A questão é saber quantos mais terão que encontrar esse “descanso eterno” entoado nas aglomerações? Quanto mais se banaliza a morte, mais se vulgariza a liturgia e o simbolismo do Réquiem. Afinal de contas, que o vírus é letal ninguém duvida; mas, que muitas vidas poderiam estar sendo salvas, disso também não. Nesse contexto, ainda que as amargas raízes coloniais tragam explicação para muitos comportamentos sociais contemporâneos, elas não justificam.
Aliás, porque nada justifica tudo isso, visto que o ser humano dispõe de livre-arbítrio, de capacidade racional, de sentimentos para ponderar julgar e agir; sem demandar, portanto, tutela ou ingerência de A, B ou C. O que está diante dos olhos, nesse momento, é uma questão de valores, de princípios que cada um carrega dentro de si.
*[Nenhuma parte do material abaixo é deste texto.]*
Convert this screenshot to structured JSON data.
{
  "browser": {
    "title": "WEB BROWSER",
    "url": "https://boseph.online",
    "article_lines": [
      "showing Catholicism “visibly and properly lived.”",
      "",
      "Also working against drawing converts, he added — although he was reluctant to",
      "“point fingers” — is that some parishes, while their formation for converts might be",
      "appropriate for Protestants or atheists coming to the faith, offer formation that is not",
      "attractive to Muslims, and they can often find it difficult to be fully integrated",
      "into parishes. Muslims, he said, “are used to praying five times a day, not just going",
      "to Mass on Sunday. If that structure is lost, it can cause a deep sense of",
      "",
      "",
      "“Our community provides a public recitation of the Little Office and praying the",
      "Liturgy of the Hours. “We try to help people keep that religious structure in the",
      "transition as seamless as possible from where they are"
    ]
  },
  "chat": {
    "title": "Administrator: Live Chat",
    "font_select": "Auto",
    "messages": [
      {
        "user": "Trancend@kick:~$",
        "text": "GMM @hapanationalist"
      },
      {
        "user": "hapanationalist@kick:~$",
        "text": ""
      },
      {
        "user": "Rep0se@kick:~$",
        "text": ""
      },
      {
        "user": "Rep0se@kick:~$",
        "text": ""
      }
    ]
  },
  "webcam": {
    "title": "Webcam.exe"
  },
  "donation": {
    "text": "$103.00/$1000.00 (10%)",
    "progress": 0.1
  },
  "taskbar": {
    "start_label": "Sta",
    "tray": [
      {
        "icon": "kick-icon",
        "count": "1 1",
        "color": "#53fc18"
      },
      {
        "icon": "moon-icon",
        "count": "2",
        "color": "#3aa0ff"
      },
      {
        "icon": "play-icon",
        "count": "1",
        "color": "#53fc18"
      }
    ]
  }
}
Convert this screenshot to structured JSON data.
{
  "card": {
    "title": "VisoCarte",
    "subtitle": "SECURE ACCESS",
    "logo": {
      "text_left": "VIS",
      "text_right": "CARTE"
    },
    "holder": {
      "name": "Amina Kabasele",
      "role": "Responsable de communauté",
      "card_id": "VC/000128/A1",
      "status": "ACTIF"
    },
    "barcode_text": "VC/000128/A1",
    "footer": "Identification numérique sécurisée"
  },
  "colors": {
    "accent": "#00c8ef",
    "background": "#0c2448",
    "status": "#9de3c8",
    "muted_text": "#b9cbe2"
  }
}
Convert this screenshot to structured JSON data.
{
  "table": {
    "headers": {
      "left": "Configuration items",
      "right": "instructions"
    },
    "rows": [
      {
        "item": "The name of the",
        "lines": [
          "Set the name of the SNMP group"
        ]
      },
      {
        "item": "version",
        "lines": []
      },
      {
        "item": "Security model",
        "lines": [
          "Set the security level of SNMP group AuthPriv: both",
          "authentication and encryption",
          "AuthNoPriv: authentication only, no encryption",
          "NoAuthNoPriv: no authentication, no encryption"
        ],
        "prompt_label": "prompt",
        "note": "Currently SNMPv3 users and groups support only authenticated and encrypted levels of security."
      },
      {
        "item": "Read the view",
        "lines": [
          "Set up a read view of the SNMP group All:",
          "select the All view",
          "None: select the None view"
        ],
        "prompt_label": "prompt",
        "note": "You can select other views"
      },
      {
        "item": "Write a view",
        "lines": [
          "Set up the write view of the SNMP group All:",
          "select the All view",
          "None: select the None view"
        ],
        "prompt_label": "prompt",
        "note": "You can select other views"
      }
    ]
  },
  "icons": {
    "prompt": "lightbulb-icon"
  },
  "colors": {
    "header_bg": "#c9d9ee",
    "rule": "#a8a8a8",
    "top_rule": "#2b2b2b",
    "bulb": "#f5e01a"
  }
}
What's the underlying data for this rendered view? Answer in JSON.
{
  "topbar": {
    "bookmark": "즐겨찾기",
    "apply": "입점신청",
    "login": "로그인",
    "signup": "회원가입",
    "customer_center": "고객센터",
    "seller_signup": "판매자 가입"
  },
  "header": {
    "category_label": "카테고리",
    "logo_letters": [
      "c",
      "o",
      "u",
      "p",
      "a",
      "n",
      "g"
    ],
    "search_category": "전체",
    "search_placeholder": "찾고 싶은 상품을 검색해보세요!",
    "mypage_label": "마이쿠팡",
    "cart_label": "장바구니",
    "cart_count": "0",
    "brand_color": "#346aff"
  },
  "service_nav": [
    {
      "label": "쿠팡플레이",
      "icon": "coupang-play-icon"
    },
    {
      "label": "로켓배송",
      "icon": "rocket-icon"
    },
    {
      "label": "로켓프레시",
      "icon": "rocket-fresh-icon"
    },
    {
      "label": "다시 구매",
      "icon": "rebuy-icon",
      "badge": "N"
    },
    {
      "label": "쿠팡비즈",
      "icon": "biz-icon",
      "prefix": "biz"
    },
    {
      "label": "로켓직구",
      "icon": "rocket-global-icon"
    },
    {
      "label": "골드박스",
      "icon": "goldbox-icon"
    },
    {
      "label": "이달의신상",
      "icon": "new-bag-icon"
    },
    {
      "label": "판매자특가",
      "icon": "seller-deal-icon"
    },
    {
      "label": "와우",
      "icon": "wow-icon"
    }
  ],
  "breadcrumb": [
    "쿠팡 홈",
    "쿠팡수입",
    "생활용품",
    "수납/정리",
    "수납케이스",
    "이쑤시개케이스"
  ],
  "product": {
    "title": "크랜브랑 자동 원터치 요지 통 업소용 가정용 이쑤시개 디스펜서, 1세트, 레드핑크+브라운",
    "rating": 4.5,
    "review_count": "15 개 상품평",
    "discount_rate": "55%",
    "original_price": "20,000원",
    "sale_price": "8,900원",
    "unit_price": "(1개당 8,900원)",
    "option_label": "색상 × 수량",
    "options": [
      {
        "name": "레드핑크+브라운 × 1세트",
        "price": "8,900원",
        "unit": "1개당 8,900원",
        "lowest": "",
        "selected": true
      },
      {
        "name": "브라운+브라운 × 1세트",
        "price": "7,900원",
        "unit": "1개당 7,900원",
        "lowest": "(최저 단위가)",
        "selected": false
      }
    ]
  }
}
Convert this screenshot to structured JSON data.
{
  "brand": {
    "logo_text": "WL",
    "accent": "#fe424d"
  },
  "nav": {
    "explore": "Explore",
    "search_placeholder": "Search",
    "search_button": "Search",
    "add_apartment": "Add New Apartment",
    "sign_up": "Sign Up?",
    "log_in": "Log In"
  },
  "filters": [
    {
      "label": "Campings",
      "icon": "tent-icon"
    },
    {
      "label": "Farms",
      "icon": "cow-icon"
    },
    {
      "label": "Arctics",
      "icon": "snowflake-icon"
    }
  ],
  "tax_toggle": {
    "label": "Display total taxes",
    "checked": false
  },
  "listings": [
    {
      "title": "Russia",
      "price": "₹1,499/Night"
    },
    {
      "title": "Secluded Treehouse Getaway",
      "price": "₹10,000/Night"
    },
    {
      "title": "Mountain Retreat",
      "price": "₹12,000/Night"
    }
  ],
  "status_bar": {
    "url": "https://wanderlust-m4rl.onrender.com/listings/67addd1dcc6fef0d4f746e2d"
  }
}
Todas as vidas importam. Portanto, mais do que uma questão de morte essa é uma questão de vida; pois, depende única e exclusivamente do controle humano dessa situação. Como disse José Saramago, “Eu não sou um exemplo do que é viver neste mundo. Sou um privilegiado. Não posso estar contente. O mundo é o inferno. Não vale a pena ameaçarem-nos com outro inferno porque já estamos nele. A questão é saber como é que saímos dele” 1.